How K-means Minimizes J

Step 1: Assign Points to Cluster Centroids

Goal: Update c⁽¹⁾ through c⁽ᵐ⁾ to minimize J
Method: Hold μ₁ through μₖ fixed
Logic: To minimize ||x⁽ⁱ⁾ - μc⁽ⁱ⁾||², assign x⁽ⁱ⁾ to closest cluster centroid

Example

Two cluster centroids μ₁ and μ₂
Single training example x⁽ⁱ⁾
Assign to centroid 1: large squared distance
Assign to centroid 2: much smaller squared distance
Result: Choose closer centroid to minimize cost

Step 2: Move Cluster Centroids

Goal: Update μ₁ through μₖ to minimize J
Method: Hold c⁽¹⁾ through c⁽ᵐ⁾ fixed
Logic: Choose μₖ as mean of points assigned to cluster k

Example

Cluster with two points at positions 1 and 11:

Centroid at position 1:
- Distance to point 1: 0, squared = 0
- Distance to point 11: 10, squared = 100
- Average: (0 + 100)/2 = 50
Centroid at position 6 (mean):
- Distance to point 1: 5, squared = 25
- Distance to point 11: 5, squared = 25
- Average: (25 + 25)/2 = 25

Mean location minimizes squared distance.

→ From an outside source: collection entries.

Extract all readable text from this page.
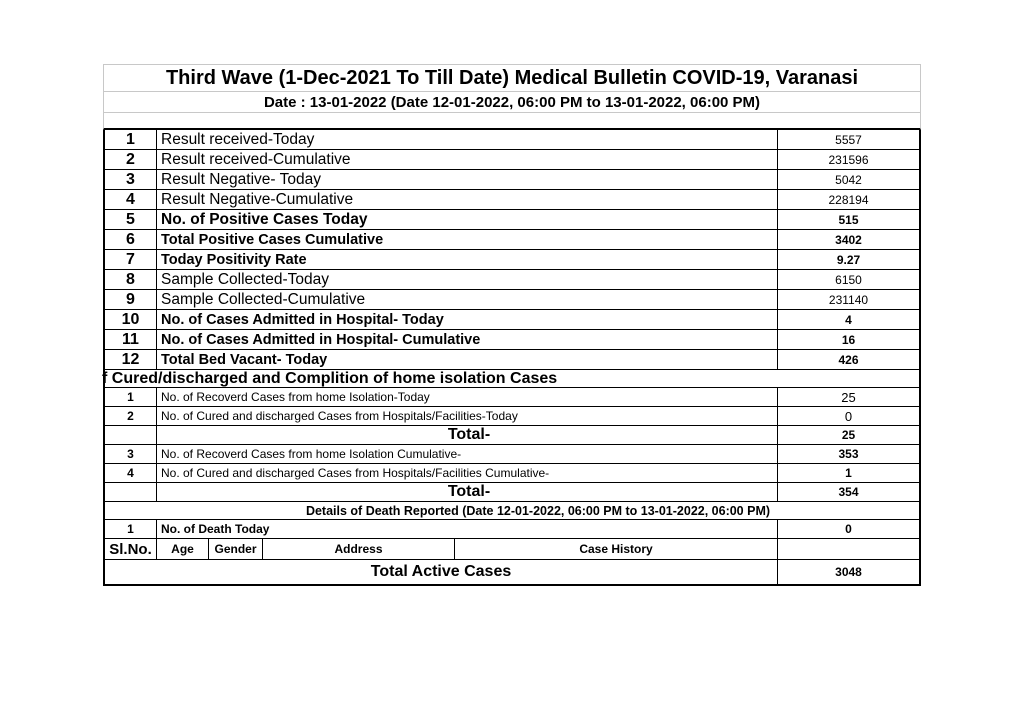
Third Wave (1-Dec-2021 To Till Date) Medical Bulletin COVID-19, Varanasi
Date : 13-01-2022 (Date 12-01-2022, 06:00 PM to 13-01-2022, 06:00 PM)
1	Result received-Today	5557
2	Result received-Cumulative	231596
3	Result Negative- Today	5042
4	Result Negative-Cumulative	228194
5	No. of Positive Cases Today	515
6	Total Positive Cases Cumulative	3402
7	Today Positivity Rate	9.27
8	Sample Collected-Today	6150
9	Sample Collected-Cumulative	231140
10	No. of Cases Admitted in Hospital- Today	4
11	No. of Cases Admitted in Hospital- Cumulative	16
12	Total Bed Vacant- Today	426
f Cured/discharged and Complition of home isolation Cases
1	No. of Recoverd Cases from home Isolation-Today	25
2	No. of Cured and discharged Cases from Hospitals/Facilities-Today	0
Total-	25
3	No. of Recoverd Cases from home Isolation Cumulative-	353
4	No. of Cured and discharged Cases from Hospitals/Facilities Cumulative-	1
Total-	354
Details of Death Reported (Date 12-01-2022, 06:00 PM to 13-01-2022, 06:00 PM)
1	No. of Death Today	0
Sl.No.	Age	Gender	Address	Case History
Total Active Cases	3048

Algorithm Convergence Properties

Guaranteed Convergence

Every K-means iteration either decreases J or keeps it same
J should never increase (if it does, there’s a bug in code)
Each step optimizes J, so algorithm must converge

Convergence Detection

If cost function stops going down → K-means has converged
Can stop algorithm when J stays same for one iteration
Sometimes J goes down very slowly → may choose to stop (similar to gradient descent)

Understanding K-means as a cost function optimization provides insight into why the algorithm works and guarantees convergence to a local minimum of the distortion function.